The nurse said too that they kept calling for the doctor but did not get through until around 10:30 pm. The doctor also told her that if the call was made earlier he would have been able “to do something better.”

The distressed Sammy, 38, who has six other children, ages, 18, 12, 11, 8, 6 and 5 years old told Stabroek News, “Me aint know who is at fault but me lose me big, big daughter.”

She stressed too that “she done dead and me can’t do anything about it but me glad if them can look into it. Me punish to mind me children and nothing na do them… If every time they gon take life like that wha gon happen?”

She said although the nurses claimed that the teen’s blood pressure was high they just gave her a tablet and placed her in the ward.

She is questioning this move because “I know that when yuh pressure high you have to go in a dark room and they gon give you saline. Me pressure was high when ah had me last daughter and dat is how dem look after me,” the woman pointed out.

She even said that other patients later told her that her daughter was screaming out in pain and the nurses told her to “shut up, yuh time ain’t reach yet.”

She also posited that “they know me daughter blood pressure high and before they holler on she like that they shoulda take she to the theatre for the caesarean.”

Meanwhile, Chinamootoo said she informed the nurses that her daughter, Rebekha Chinamootoo of Number 36 Village would have to deliver her baby via c-section since her first child, a five-year-old girl, was also delivered in that manner.

The woman who insisted that the hospital staff delayed performing the c-section said the results of a post-mortem examination confirmed that she bled to death.

Rebekha Chinamootoo

Rebekha was taken to the hospital on Friday, September 17 and although she was experiencing severe pain she was not taken into the theatre until around 6:30 pm the following day.After she developed complications she was rushed to the Georgetown Public Hospital, bleeding heavily and was pronounced dead at that institution.

“People tell we that she was bleeding bad that when they lift she from the ambulance she been bleeding and bleeding,” a relative had told this newspaper.

The relative had said too that, “Dem tell she how she gat passage and she could get the baby the normal way. But dem shoulda know is c-section because she chart say so and she use to go clinic.”
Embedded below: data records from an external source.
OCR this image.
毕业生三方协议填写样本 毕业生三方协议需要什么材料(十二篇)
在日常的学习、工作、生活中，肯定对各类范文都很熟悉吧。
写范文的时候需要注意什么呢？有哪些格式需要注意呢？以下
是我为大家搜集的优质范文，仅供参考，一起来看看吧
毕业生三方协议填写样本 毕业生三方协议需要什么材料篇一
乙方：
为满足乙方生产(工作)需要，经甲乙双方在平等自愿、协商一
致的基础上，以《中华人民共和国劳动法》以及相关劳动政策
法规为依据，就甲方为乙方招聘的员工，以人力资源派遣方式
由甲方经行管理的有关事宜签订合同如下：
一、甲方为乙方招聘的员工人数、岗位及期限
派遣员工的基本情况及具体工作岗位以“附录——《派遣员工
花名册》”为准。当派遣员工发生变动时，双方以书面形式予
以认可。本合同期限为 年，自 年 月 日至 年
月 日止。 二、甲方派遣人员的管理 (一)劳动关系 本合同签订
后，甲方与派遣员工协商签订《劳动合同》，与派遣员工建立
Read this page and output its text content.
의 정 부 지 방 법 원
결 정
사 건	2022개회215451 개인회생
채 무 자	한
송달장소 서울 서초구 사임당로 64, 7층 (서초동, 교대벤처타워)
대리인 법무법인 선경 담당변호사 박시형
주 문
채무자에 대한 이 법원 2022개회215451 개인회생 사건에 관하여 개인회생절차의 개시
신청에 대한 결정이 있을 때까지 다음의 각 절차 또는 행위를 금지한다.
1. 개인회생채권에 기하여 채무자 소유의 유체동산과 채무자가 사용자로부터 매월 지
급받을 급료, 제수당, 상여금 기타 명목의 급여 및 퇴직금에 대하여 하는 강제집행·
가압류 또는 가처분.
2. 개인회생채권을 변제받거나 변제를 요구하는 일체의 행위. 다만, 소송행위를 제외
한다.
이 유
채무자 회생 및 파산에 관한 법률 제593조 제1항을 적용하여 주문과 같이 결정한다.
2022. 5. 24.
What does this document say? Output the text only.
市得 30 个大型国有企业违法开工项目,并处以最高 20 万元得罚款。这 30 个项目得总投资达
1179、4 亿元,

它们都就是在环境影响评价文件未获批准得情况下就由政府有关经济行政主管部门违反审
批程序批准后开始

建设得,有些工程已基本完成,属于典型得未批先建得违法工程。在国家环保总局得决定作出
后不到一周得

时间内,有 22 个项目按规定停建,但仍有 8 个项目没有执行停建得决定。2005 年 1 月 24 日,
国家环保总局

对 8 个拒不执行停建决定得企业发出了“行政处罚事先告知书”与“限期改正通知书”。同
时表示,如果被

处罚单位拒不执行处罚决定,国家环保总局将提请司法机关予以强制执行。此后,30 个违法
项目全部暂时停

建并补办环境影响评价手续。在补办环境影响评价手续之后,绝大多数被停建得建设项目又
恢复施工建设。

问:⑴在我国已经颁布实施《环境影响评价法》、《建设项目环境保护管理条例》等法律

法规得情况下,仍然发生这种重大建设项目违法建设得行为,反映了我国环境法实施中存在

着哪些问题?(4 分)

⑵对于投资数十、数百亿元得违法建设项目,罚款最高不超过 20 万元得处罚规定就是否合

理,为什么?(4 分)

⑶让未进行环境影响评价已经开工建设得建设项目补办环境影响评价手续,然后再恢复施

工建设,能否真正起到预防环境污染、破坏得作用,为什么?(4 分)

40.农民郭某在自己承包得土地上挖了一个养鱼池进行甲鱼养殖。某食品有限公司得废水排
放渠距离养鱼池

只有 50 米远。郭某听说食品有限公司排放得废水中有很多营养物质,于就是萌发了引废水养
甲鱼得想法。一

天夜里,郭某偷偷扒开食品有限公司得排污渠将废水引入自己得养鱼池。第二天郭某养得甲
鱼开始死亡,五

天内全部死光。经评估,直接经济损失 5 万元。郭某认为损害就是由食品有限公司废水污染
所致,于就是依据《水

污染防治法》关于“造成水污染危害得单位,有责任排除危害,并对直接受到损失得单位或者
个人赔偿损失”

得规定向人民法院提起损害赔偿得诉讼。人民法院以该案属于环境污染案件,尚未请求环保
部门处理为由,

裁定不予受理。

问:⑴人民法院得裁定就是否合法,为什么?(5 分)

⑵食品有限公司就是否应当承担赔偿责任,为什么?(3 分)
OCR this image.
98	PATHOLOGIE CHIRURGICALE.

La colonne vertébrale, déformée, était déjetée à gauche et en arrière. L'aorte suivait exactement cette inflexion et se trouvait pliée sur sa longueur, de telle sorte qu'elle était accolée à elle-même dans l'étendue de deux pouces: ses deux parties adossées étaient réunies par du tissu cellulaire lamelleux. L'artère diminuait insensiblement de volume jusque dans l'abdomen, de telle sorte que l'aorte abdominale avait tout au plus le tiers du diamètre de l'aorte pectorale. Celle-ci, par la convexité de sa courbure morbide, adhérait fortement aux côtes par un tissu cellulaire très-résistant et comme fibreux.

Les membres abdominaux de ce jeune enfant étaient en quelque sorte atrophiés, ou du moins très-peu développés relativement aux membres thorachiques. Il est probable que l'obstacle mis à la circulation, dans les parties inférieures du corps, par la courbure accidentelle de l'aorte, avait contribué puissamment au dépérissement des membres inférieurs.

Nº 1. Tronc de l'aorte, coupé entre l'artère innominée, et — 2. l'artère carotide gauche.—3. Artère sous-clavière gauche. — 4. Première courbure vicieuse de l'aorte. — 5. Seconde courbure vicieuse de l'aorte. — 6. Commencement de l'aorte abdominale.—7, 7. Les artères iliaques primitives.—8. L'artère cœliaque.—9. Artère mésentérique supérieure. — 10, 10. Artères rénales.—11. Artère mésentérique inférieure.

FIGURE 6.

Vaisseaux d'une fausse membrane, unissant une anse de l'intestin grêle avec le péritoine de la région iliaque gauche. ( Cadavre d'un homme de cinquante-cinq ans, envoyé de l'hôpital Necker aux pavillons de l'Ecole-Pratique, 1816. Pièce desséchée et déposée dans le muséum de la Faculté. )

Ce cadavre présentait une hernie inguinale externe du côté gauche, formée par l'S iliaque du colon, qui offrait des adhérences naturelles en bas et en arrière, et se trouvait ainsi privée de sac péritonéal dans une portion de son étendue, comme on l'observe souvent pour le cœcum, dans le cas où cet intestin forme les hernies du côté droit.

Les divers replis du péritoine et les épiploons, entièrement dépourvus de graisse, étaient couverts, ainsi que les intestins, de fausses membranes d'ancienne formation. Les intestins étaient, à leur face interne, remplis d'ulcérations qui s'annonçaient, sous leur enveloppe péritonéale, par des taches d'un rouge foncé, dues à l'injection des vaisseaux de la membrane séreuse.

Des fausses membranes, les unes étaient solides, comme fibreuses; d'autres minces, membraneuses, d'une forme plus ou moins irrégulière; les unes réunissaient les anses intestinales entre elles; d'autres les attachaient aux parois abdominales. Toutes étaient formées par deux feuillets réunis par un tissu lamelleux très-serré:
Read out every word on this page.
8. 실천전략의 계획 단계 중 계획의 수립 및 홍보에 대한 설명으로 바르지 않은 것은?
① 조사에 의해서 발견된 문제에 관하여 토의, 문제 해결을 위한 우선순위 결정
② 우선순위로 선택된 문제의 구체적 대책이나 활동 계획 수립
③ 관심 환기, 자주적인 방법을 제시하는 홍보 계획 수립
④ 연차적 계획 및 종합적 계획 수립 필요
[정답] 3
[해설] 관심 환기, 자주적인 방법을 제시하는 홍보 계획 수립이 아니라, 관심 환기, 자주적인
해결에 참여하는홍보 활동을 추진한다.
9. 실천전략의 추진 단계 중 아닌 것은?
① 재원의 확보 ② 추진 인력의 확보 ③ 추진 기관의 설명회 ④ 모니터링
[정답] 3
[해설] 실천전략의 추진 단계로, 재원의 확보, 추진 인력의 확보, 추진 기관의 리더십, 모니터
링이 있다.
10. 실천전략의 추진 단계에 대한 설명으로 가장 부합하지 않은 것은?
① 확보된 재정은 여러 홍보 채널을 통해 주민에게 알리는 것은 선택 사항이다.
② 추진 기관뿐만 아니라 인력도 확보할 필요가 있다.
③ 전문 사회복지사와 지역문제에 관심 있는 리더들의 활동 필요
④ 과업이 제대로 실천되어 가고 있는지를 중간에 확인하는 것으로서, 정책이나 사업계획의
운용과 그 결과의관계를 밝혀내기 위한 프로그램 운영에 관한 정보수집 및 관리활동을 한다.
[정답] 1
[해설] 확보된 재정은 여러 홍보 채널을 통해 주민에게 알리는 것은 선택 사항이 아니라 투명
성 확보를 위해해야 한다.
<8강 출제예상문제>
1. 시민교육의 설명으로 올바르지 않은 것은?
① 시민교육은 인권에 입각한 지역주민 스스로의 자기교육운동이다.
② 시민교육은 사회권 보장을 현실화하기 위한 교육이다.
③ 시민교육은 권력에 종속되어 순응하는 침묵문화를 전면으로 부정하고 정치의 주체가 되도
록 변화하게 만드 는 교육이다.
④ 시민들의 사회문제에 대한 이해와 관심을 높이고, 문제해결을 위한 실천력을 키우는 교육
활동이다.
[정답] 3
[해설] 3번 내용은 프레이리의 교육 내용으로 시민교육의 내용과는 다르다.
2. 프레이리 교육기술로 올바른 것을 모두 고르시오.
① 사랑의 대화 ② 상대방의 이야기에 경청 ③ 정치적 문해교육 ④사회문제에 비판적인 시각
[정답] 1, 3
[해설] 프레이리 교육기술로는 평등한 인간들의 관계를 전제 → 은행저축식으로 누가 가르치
Chinamootoo said too that they kept Rebekha in the labour room and “she just waiting there and was getting plenty pain but she was not getting the passage to get the baby. “Dey punish me daughter… Before dey tek she in the theatre she hold onto me and was crying really bad.” Eventually, she recalled, a young surgeon came and took her to the theatre. The grieving mother lamented too that, “If no doctor was around [earlier] they shoulda give me me daughter to take to a private hospital.”After waiting for about 45 minutes, she said, she went to check and a nurse told her that the surgery was over and brought out a healthy baby boy to show her. She peered into the room and saw that her daughter had not regained consciousness.

The nurses told her and other relatives to go home and return the next morning. At around midnight her phone rang and she became scared. It was a nurse from the New Amsterdam Hospital informing them that Rebekha was transferred to the Georgetown Hospital.

About two hours later, relatives called the hospital but officials there informed them that they could not give any information.

Early the next morning, she said, they travelled to Georgetown and kept looking for Rebekha in the wards “not knowing that she done dead and dey in the mortuary.”

After speaking to someone, Chinamootoo’s husband returned in tears and she realized that her daughter was dead and started to scream.

What was worse for the family she said, is that they were not allowed to witness the post-mortem examination.

In the meantime the family is taking a lawyer to follow-up the matter regarding her daughter’s death.